I’m a beginner of PVF. To accelerate my large program with GPU, I write an analogous but shorter code to take a test. In fact, it is just a three-fold(or six) loops, and every fold is an iteration and has a reduction which will be used next outer loop.

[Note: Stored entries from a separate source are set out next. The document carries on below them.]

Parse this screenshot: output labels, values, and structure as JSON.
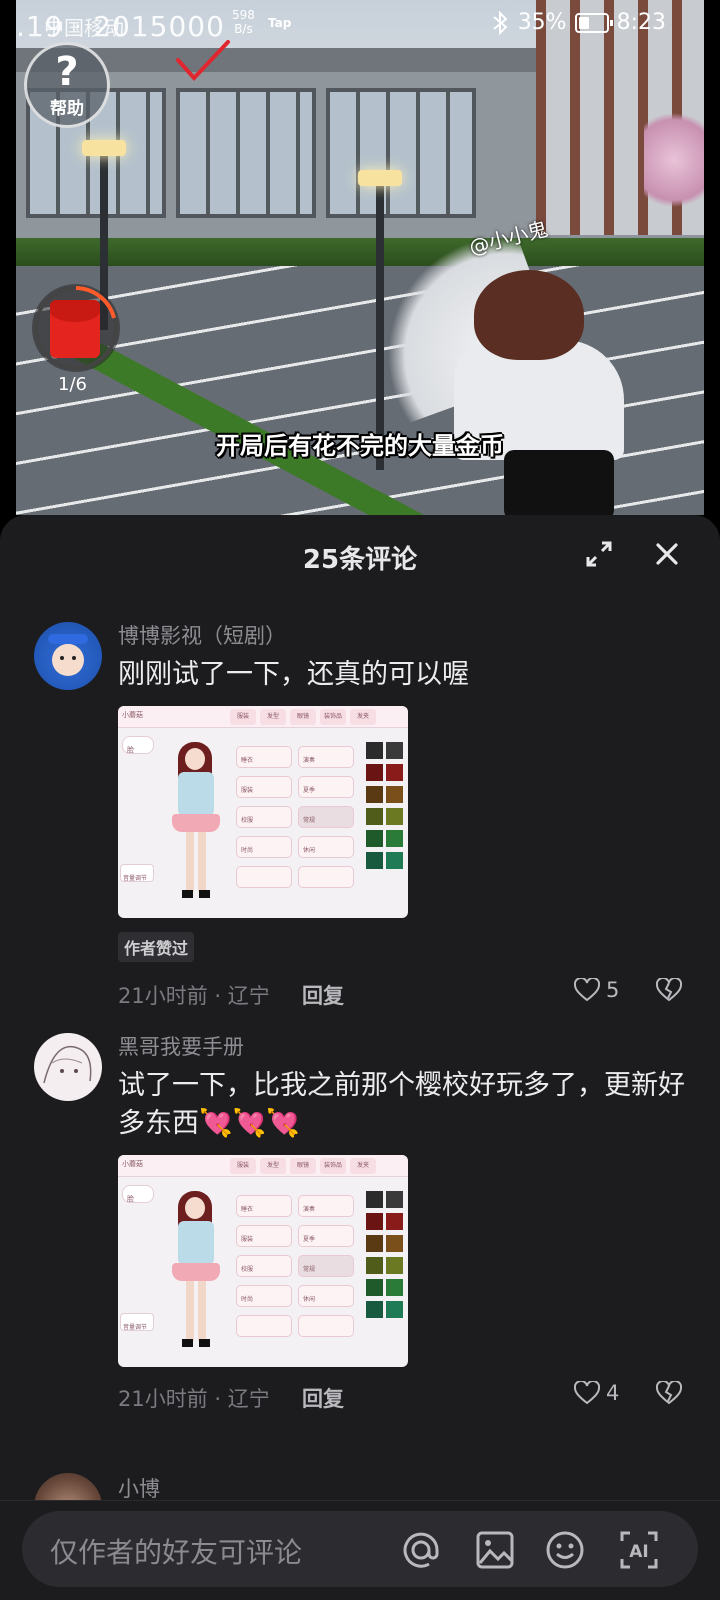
{
  "status_bar": {
    "carrier": "中国移动",
    "speed_value": "598",
    "speed_unit": "B/s",
    "tap_label": "Tap",
    "battery": "35%",
    "clock": "8:23",
    "icons": [
      "bluetooth-icon",
      "battery-icon"
    ]
  },
  "video": {
    "watermark_time": ".19 · 2015000",
    "help_label": "帮助",
    "redpacket_count": "1/6",
    "creator_tag": "@小小鬼",
    "subtitle": "开局后有花不完的大量金币"
  },
  "comments_panel": {
    "title": "25条评论",
    "icons": [
      "expand-icon",
      "close-icon"
    ]
  },
  "comments": [
    {
      "user": "博博影视（短剧）",
      "text": "刚刚试了一下，还真的可以喔",
      "badge": "作者赞过",
      "time_location": "21小时前 · 辽宁",
      "reply_label": "回复",
      "likes": "5"
    },
    {
      "user": "黑哥我要手册",
      "text": "试了一下，比我之前那个樱校好玩多了，更新好多东西💘💘💘",
      "time_location": "21小时前 · 辽宁",
      "reply_label": "回复",
      "likes": "4"
    },
    {
      "user": "小博"
    }
  ],
  "game_screenshot": {
    "search_text": "小蘑菇",
    "tabs": [
      "服装",
      "发型",
      "眼镜",
      "装饰品",
      "发夹"
    ],
    "options": [
      "睡衣",
      "演奏",
      "服装",
      "夏季",
      "校服",
      "常规",
      "时尚",
      "休闲"
    ],
    "left_label": "脸",
    "bottom_label": "音量调节"
  },
  "bottom_bar": {
    "placeholder": "仅作者的好友可评论",
    "icons": [
      "at-icon",
      "image-icon",
      "emoji-icon",
      "ai-icon"
    ]
  }
}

And I rewrite like this,
ffkk=0.0
!$acc region
do 30 ik=1,nm
do 30 iky=1,nm
ffqq=0.0
do 201 ip=1,nm
do 201 ipy=1,nm
ffqq1=0.0
do 10 iq=1,nm
do 10 iqy=1,nm
ffq=1.0/nm/nm
ffqq1=ffqq1+ffq
ffqq(ip,ipy)=ffqq1/2.0
10 continue
201 continue
ffpp=0.0
do 20 ip=1,nm
do 20 ipy=1,nm
ffp=ffqq(ip,ipy)/nm/nm
ffpp=ffpp+ffp
20 continue
ffk=ffpp/nm/nm
ffkk=ffkk+ffk
30 continue
!$acc end region
The result should be correct, but I think the parallelism is not very good, because of so many ‘Loop is parallelizable’ as follows.
prog:
31, Generating copyout(ffqq(1:20,1:20))
Generating compute capability 1.0 binary
Generating compute capability 2.0 binary
32, Parallelization would require privatization of array 'ffqq(1:20,i3+1)'
33, Parallelization would require privatization of array 'ffqq(1:20,i3+1)'
Accelerator kernel generated
32, !$acc do seq
33, !$acc do seq
CC 1.0 : 11 registers; 152 shared, 20 constant, 0 local memory bytes; 33% occupancy
CC 2.0 : 20 registers; 128 shared, 48 constant, 0 local memory bytes; 16% occupancy
56, Sum reduction generated for ffkk
35, Loop is parallelizable
36, Loop is parallelizable
37, Loop is parallelizable
40, Loop carried scalar dependence for 'ffqq1' at line 43
Loop carried reuse of 'ffqq' prevents parallelization
41, Loop carried scalar dependence for 'ffqq1' at line 43
Loop carried reuse of 'ffqq' prevents parallelization
Inner sequential loop scheduled on accelerator
49, Loop is parallelizable
50, Loop is parallelizable
I am looking forward to your helpful derectives.